Echinococcus multilocularis were cultured in DMEM medium with 1% penicillin-streptomycin (without FBS) in an incubator containing 5% CO₂ at 37 ℃. After 8 h, the culture medium was removed, and fresh culture medium (without FBS) was added. ESPs of protoscoleces were obtained at 24 h. Then, the protein concentration was determined by BCA kit (Vazyme, China). The endotoxin in ESPs was removed using Pierce High-Capacity Endotoxin Removal Resin (Thermo, USA), and the amount of endotoxin was determined by the ToxinSensor^™ Chromogenic LAL Endotoxin Assay Kit (GenScript, USA). The amount of endotoxin concentration was < 0.05 EU/ml.

The total protein was extracted in ice-cold RIPA lysis buffer (Solarbio, China) containing PMSF (Solarbio, China) and Phosphatase Inhibitor Cocktail (Epizyme, China) and then sonicated and centrifuged (12,000 ×g for 15 min, 4°C) to collect supernatants. Protein concentration was detected with a BCA kit (Vazyme, China). Lysates of cells or pancreatic tissue were separated by electrophoresis at 10 or 12.5% SDS-polyacrylamide gel and transferred to Immobilon-P membrane (Millipore, USA) which was blocked with 5% BSA for 1 h at room temperature.

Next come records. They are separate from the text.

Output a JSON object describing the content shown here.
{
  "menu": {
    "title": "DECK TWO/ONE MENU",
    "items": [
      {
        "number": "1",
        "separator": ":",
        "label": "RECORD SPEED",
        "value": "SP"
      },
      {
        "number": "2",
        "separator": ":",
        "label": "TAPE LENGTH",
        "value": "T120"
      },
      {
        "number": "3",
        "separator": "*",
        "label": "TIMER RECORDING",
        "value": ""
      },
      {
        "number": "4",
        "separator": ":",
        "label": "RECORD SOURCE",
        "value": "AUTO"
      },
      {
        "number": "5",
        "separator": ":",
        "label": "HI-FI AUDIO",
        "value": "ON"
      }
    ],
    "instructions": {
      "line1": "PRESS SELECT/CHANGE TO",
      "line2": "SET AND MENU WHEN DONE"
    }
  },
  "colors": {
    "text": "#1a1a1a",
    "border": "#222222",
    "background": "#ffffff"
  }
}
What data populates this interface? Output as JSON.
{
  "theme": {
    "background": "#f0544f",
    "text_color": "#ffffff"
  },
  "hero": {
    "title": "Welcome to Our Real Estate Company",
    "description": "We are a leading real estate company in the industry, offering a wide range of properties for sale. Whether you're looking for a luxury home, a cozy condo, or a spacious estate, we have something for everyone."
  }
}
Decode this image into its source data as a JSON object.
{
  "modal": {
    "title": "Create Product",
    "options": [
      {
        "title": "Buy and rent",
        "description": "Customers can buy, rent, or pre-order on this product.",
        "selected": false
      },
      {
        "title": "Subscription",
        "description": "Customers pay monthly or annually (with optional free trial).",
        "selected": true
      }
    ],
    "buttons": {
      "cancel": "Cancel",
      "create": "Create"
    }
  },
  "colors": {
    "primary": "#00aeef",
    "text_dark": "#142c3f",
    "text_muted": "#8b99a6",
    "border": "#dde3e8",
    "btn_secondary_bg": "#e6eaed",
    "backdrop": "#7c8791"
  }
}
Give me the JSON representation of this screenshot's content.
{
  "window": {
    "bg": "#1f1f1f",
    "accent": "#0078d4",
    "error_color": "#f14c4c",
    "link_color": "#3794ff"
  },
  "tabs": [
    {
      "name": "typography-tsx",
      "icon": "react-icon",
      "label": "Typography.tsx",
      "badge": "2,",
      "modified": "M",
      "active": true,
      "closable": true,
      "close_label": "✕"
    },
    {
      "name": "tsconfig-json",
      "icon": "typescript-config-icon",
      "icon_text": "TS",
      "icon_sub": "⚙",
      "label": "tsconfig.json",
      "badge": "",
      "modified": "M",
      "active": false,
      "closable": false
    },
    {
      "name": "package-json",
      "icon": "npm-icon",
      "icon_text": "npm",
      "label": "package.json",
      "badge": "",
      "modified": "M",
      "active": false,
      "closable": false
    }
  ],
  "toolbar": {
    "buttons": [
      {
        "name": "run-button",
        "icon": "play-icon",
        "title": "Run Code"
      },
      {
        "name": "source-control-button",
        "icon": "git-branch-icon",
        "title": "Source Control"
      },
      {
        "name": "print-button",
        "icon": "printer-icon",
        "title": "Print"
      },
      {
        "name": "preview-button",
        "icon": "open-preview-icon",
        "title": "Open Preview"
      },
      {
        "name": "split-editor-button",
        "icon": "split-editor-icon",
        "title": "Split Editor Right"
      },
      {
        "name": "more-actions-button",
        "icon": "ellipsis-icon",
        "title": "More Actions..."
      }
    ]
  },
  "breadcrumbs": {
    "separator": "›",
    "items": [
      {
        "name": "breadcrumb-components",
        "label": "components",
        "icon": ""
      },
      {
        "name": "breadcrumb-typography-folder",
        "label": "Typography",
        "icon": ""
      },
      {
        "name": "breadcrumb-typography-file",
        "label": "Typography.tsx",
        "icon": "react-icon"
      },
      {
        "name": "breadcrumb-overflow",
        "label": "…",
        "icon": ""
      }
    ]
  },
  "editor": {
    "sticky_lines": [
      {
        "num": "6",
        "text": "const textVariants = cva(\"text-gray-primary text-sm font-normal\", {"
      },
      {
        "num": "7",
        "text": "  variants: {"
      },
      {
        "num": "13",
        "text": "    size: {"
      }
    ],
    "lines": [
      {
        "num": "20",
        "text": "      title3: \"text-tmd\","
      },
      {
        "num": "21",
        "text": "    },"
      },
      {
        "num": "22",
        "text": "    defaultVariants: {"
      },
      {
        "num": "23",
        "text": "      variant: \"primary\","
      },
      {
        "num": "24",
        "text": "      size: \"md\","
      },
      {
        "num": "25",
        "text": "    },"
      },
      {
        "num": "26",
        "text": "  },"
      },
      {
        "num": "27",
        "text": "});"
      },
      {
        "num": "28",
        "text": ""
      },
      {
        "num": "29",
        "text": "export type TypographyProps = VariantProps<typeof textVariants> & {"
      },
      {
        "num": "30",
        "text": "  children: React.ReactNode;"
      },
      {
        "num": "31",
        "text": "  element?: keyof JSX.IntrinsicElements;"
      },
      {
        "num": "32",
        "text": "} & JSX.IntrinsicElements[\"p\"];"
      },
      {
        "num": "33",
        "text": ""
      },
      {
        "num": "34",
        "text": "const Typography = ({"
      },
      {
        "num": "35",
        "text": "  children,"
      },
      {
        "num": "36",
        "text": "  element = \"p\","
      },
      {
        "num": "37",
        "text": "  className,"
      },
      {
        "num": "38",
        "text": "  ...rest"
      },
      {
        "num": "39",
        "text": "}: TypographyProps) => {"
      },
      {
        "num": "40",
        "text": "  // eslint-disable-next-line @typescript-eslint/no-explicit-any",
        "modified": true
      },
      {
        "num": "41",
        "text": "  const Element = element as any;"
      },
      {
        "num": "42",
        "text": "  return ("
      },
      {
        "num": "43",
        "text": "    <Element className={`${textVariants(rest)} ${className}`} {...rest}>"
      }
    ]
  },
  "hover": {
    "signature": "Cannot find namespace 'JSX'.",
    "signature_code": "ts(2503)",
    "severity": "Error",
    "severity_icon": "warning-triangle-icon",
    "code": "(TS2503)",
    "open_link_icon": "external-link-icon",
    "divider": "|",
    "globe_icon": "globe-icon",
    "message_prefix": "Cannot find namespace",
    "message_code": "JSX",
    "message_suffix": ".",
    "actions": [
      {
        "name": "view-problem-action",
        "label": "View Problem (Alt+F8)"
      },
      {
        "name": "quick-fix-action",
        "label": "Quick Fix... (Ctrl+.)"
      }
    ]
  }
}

Primary antibodies applied were as follows: PSGL-1 (NB100-78039, 1:500, NOVUS Biologicals, USA), p-Syk (AF8404, 1:2000, Affinity, USA), PAD4 (ab214810, 1:1000, Abcam, USA), Histone H3 (citrulline R2+R8+R17, ab5103, 1:1000, Abcam, USA), GAPDH (as internal control, 10494-1-AP, 1:5000, Proteintech, China) and β-actin (as internal control, 20536-1-AP, 1:5000, Proteintech, China). ECL detection system was used to visualized the protein bands on the membrane and the grayscale analysis of bands was calculated using ImageJ.